Looking at the IL code, this is clearly the case (only relevant part shown):
[...]
.locals init (
[0] int32,
[1] string,
[2] bool
)
// (no C# code)
IL_0000: nop
// int num = 5;
IL_0001: ldc.i4.5
IL_0002: stloc.0
// string text = "ABC";
IL_0003: ldstr "ABC"
IL_0008: stloc.1
// bool flag = false;
[...]
The ldstr
IL instruction ensures that "an object reference to a string is pushed onto the stack". Which makes sense - the instance of the string stays on the heap, and the reference to this object (its address) is stored by the variable on the stack.
Now let's set a breakpoint on the line following variable text
being declared, start debugging in Visual Studio and then switch to the Disassembly view. Relevant code follows (the full disassembled code is here):
017B0483 nop
int i = 5;
017B0484 mov dword ptr [ebp-40h],5
string s = "ABC";
017B048B mov eax,dword ptr ds:[429231Ch]
017B0491 mov dword ptr [ebp-44h],eax
bool b = false;
017B0494 xor edx,edx
017B0496 mov dword ptr [ebp-48h],edx
}
Looking specifically at the 2 assembly instructions handling the C# string
line, the first one moves the content of the virtual memory at 429231C
to the eax
register, and the second stores the respective content on the stack, where the s
variable lives.
Let's use WinDbg (x86, since the C# code is using the VS' default 32-bit target platform) to look at that specific address, by attaching to the process being debugged by VS, in a non-invasive mode. The content of 429231C
above should be a reference to the memory space where the string actually lives. Let's check:
The second command does yield a 41
, 42
and 43
in hex, which do represent A
, B
and C
in ASCII; however the order is not all right and might just be a coincidence. (1) It doesn't look as the assembly code for the string line does things right.

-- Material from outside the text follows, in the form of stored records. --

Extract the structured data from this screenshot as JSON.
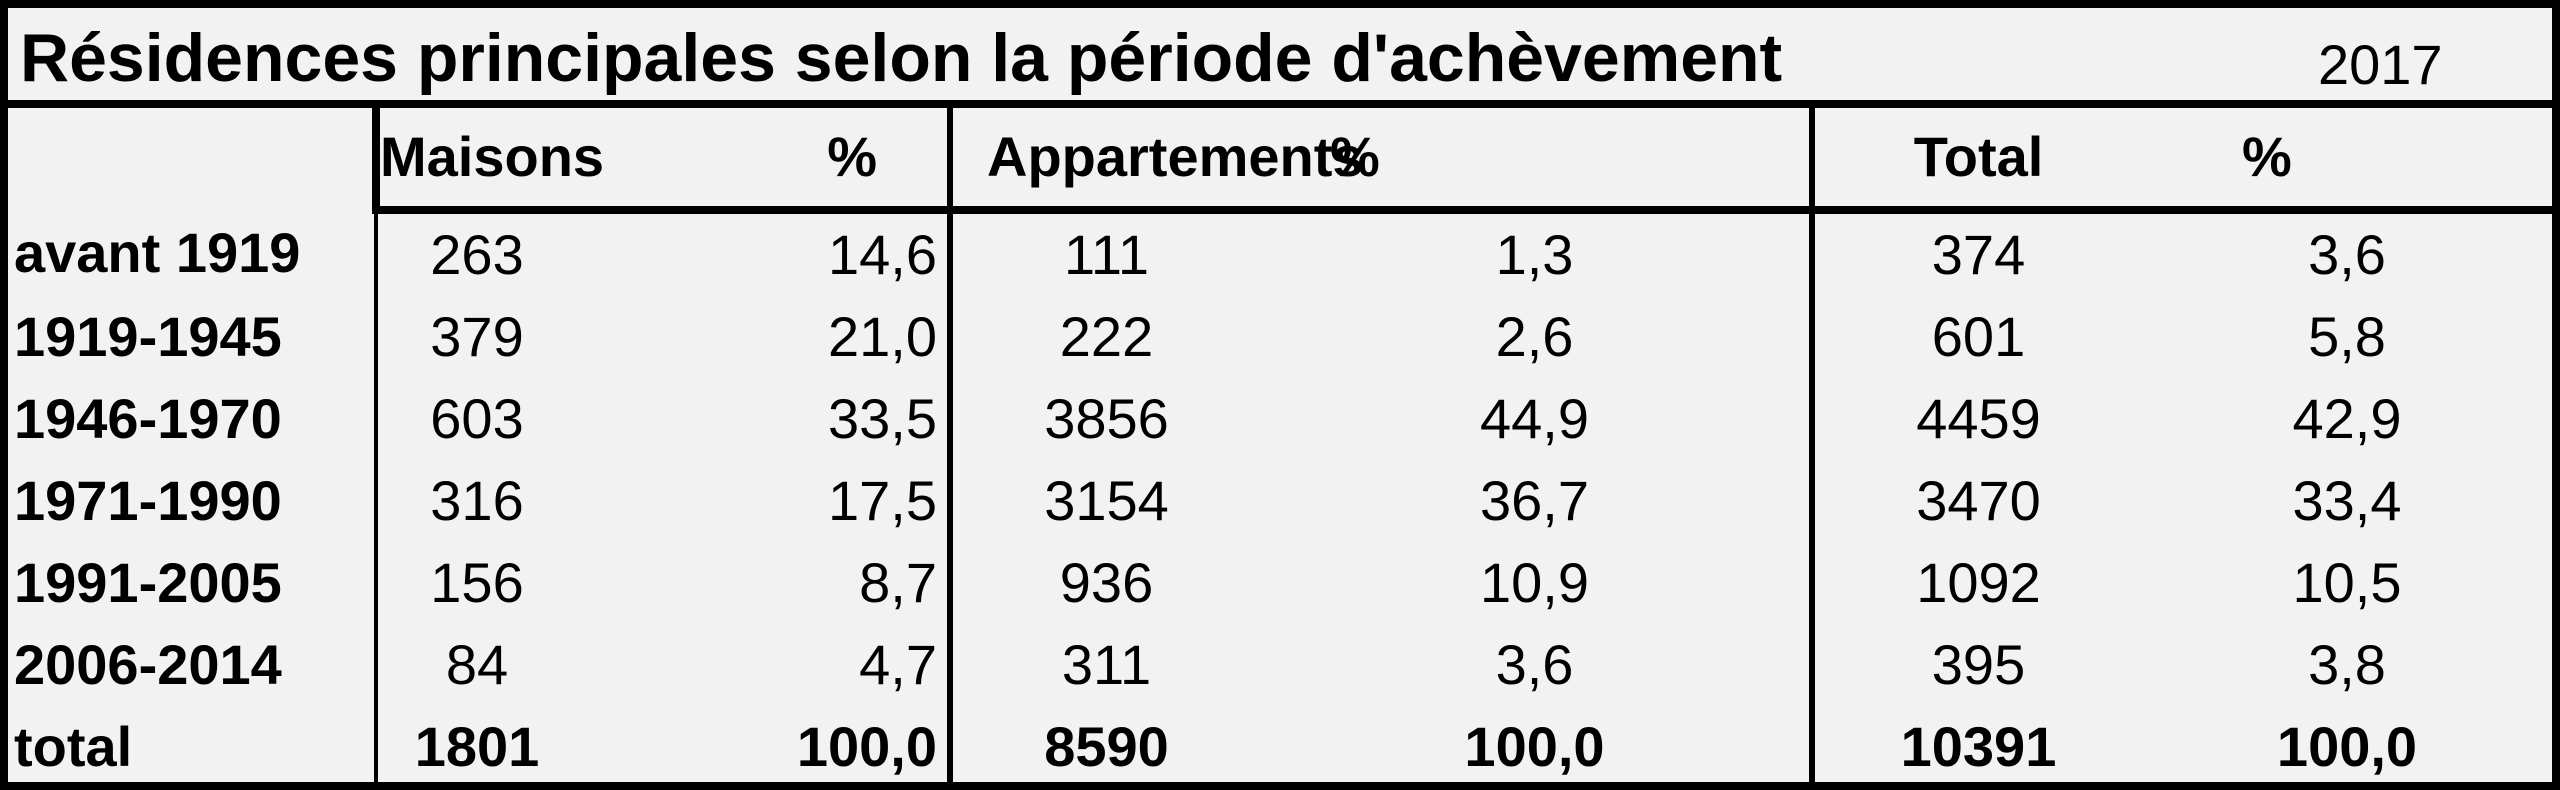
{
  "title": "Résidences principales selon la période d'achèvement",
  "year": "2017",
  "headers": [
    "",
    "Maisons",
    "%",
    "Appartements",
    "%",
    "Total",
    "%"
  ],
  "rows": [
    {
      "label": "avant 1919",
      "maisons": "263",
      "maisons_pct": "14,6",
      "appartements": "111",
      "appartements_pct": "1,3",
      "total": "374",
      "total_pct": "3,6"
    },
    {
      "label": "1919-1945",
      "maisons": "379",
      "maisons_pct": "21,0",
      "appartements": "222",
      "appartements_pct": "2,6",
      "total": "601",
      "total_pct": "5,8"
    },
    {
      "label": "1946-1970",
      "maisons": "603",
      "maisons_pct": "33,5",
      "appartements": "3856",
      "appartements_pct": "44,9",
      "total": "4459",
      "total_pct": "42,9"
    },
    {
      "label": "1971-1990",
      "maisons": "316",
      "maisons_pct": "17,5",
      "appartements": "3154",
      "appartements_pct": "36,7",
      "total": "3470",
      "total_pct": "33,4"
    },
    {
      "label": "1991-2005",
      "maisons": "156",
      "maisons_pct": "8,7",
      "appartements": "936",
      "appartements_pct": "10,9",
      "total": "1092",
      "total_pct": "10,5"
    },
    {
      "label": "2006-2014",
      "maisons": "84",
      "maisons_pct": "4,7",
      "appartements": "311",
      "appartements_pct": "3,6",
      "total": "395",
      "total_pct": "3,8"
    }
  ],
  "total_row": {
    "label": "total",
    "maisons": "1801",
    "maisons_pct": "100,0",
    "appartements": "8590",
    "appartements_pct": "100,0",
    "total": "10391",
    "total_pct": "100,0"
  }
}
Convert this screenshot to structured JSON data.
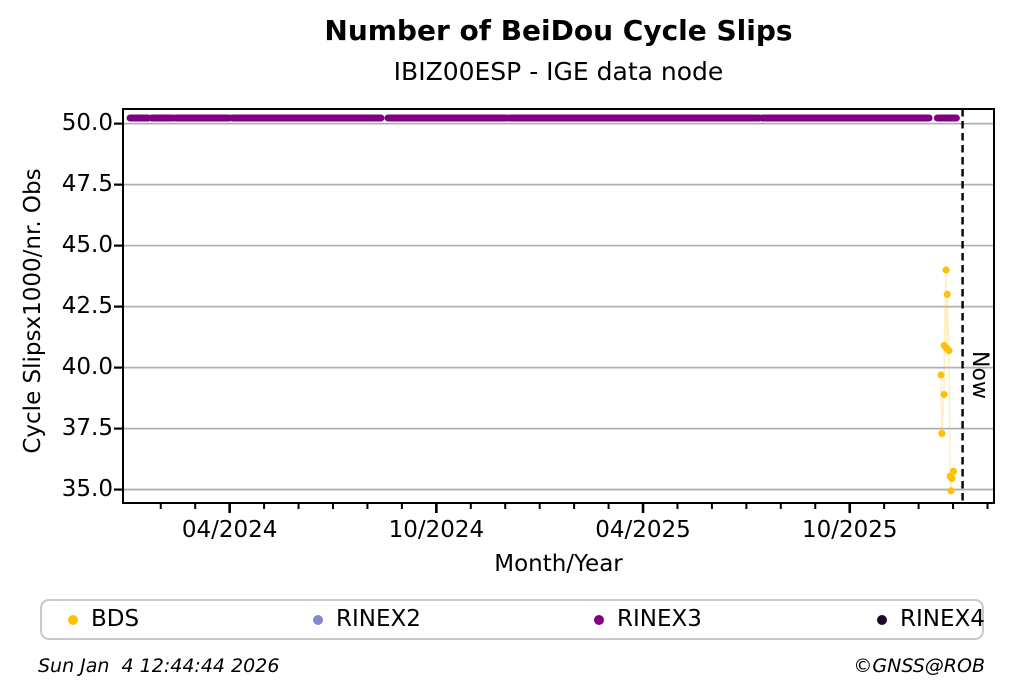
{
  "header": {
    "title": "Number of BeiDou Cycle Slips",
    "subtitle": "IBIZ00ESP - IGE data node"
  },
  "footer": {
    "timestamp": "Sun Jan  4 12:44:44 2026",
    "copyright": "©GNSS@ROB"
  },
  "legend": {
    "items": [
      {
        "label": "BDS",
        "color": "#fdc108"
      },
      {
        "label": "RINEX2",
        "color": "#8787cd"
      },
      {
        "label": "RINEX3",
        "color": "#800080"
      },
      {
        "label": "RINEX4",
        "color": "#23042a"
      }
    ]
  },
  "chart_data": {
    "type": "scatter",
    "title": "Number of BeiDou Cycle Slips",
    "subtitle": "IBIZ00ESP - IGE data node",
    "xlabel": "Month/Year",
    "ylabel": "Cycle Slipsx1000/nr. Obs",
    "grid": true,
    "grid_color": "#b0b0b0",
    "x_domain_years": [
      2023.992,
      2026.099
    ],
    "y_domain": [
      34.45,
      50.6
    ],
    "y_ticks": [
      35.0,
      37.5,
      40.0,
      42.5,
      45.0,
      47.5,
      50.0
    ],
    "x_major_ticks": [
      {
        "year": 2024.25,
        "label": "04/2024"
      },
      {
        "year": 2024.75,
        "label": "10/2024"
      },
      {
        "year": 2025.25,
        "label": "04/2025"
      },
      {
        "year": 2025.75,
        "label": "10/2025"
      }
    ],
    "x_minor_ticks": {
      "start_year": 2024.0833,
      "step_years": 0.083333,
      "end_year": 2026.09
    },
    "now_line": {
      "year": 2026.023,
      "label": "Now",
      "color": "#000000"
    },
    "series": [
      {
        "name": "BDS",
        "type": "scatter-line",
        "color": "#fdc108",
        "points": [
          [
            2025.971,
            39.7
          ],
          [
            2025.973,
            37.3
          ],
          [
            2025.978,
            38.9
          ],
          [
            2025.9785,
            40.9
          ],
          [
            2025.983,
            44.0
          ],
          [
            2025.984,
            40.8
          ],
          [
            2025.986,
            43.0
          ],
          [
            2025.99,
            40.7
          ],
          [
            2025.993,
            35.55
          ],
          [
            2025.995,
            34.95
          ],
          [
            2025.997,
            35.45
          ],
          [
            2026.001,
            35.75
          ]
        ]
      },
      {
        "name": "RINEX2",
        "type": "scatter",
        "color": "#8787cd",
        "points": []
      },
      {
        "name": "RINEX3",
        "type": "band",
        "color": "#800080",
        "y": 50.23,
        "segments": [
          [
            2024.009,
            2024.053
          ],
          [
            2024.062,
            2024.113
          ],
          [
            2024.12,
            2024.248
          ],
          [
            2024.256,
            2024.616
          ],
          [
            2024.633,
            2024.921
          ],
          [
            2024.928,
            2025.53
          ],
          [
            2025.538,
            2025.942
          ],
          [
            2025.962,
            2026.008
          ]
        ]
      },
      {
        "name": "RINEX4",
        "type": "scatter",
        "color": "#23042a",
        "points": []
      }
    ]
  }
}
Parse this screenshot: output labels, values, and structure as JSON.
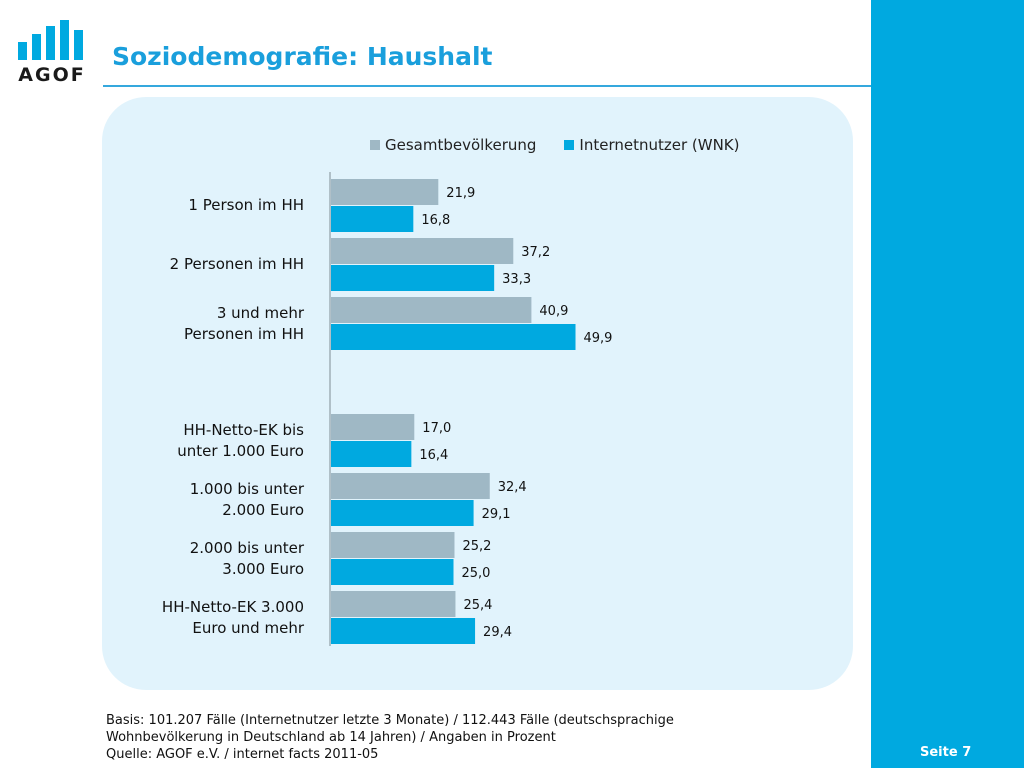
{
  "header": {
    "logo_text": "AGOF",
    "title": "Soziodemografie: Haushalt"
  },
  "colors": {
    "accent": "#00a9e0",
    "title": "#1a9fdc",
    "panel": "#e1f3fc",
    "series_gesamt": "#9fb8c5",
    "series_internet": "#00a9e0"
  },
  "chart_data": {
    "type": "bar",
    "orientation": "horizontal",
    "legend_position": "top",
    "grid": false,
    "xlim": [
      0,
      100
    ],
    "categories": [
      "1 Person im HH",
      "2 Personen im HH",
      "3 und mehr Personen im HH",
      "HH-Netto-EK bis unter 1.000 Euro",
      "1.000 bis unter 2.000 Euro",
      "2.000 bis unter 3.000 Euro",
      "HH-Netto-EK 3.000 Euro und mehr"
    ],
    "category_lines": [
      [
        "1 Person im HH"
      ],
      [
        "2 Personen im HH"
      ],
      [
        "3 und mehr",
        "Personen im HH"
      ],
      [
        "HH-Netto-EK bis",
        "unter 1.000 Euro"
      ],
      [
        "1.000 bis unter",
        "2.000 Euro"
      ],
      [
        "2.000 bis unter",
        "3.000 Euro"
      ],
      [
        "HH-Netto-EK 3.000",
        "Euro und mehr"
      ]
    ],
    "series": [
      {
        "name": "Gesamtbevölkerung",
        "values": [
          21.9,
          37.2,
          40.9,
          17.0,
          32.4,
          25.2,
          25.4
        ],
        "labels": [
          "21,9",
          "37,2",
          "40,9",
          "17,0",
          "32,4",
          "25,2",
          "25,4"
        ]
      },
      {
        "name": "Internetnutzer (WNK)",
        "values": [
          16.8,
          33.3,
          49.9,
          16.4,
          29.1,
          25.0,
          29.4
        ],
        "labels": [
          "16,8",
          "33,3",
          "49,9",
          "16,4",
          "29,1",
          "25,0",
          "29,4"
        ]
      }
    ]
  },
  "footer": {
    "line1": "Basis: 101.207 Fälle (Internetnutzer letzte 3 Monate) / 112.443 Fälle (deutschsprachige",
    "line2": "Wohnbevölkerung in Deutschland ab 14 Jahren) / Angaben in Prozent",
    "line3": "Quelle: AGOF e.V. / internet facts 2011-05"
  },
  "page": {
    "number_label": "Seite 7"
  }
}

If we use VMMap to look at that address:
The original address 429231C
looks to be within the managed heap. But then (2) why would the content of an address on the heap be brought in as the reference contained within a stack variable, as the assembly code previously looked to indicate ?
The 2 questions I'm asking are (1) and (2). Despite the fact that everything makes sense to me right up to analyzing the IL code, things go downhill fast once I look at the disassembled code for that IL. I tend to think that I'm rather messing something up in my logic (most likely) or I'm hitting some sort of bug in the VS debugger (less likely).
Later Update: As very well pointed out by @madreflection and @Jester, endianness tripped me. The hex representation checks out all right. Only question (2) now remains.
Later Update 2: The comments have been quite insightful, and I think @madreflection puts it best - there's an additional level of indirection - and the reasons for doing this (stated in the comments) start to make sense to me now. A quick diagram is below. I've also checked that both addresses do indeed belong to the managed heap with VMMap.
Later Update 3: Corrected previous diagram.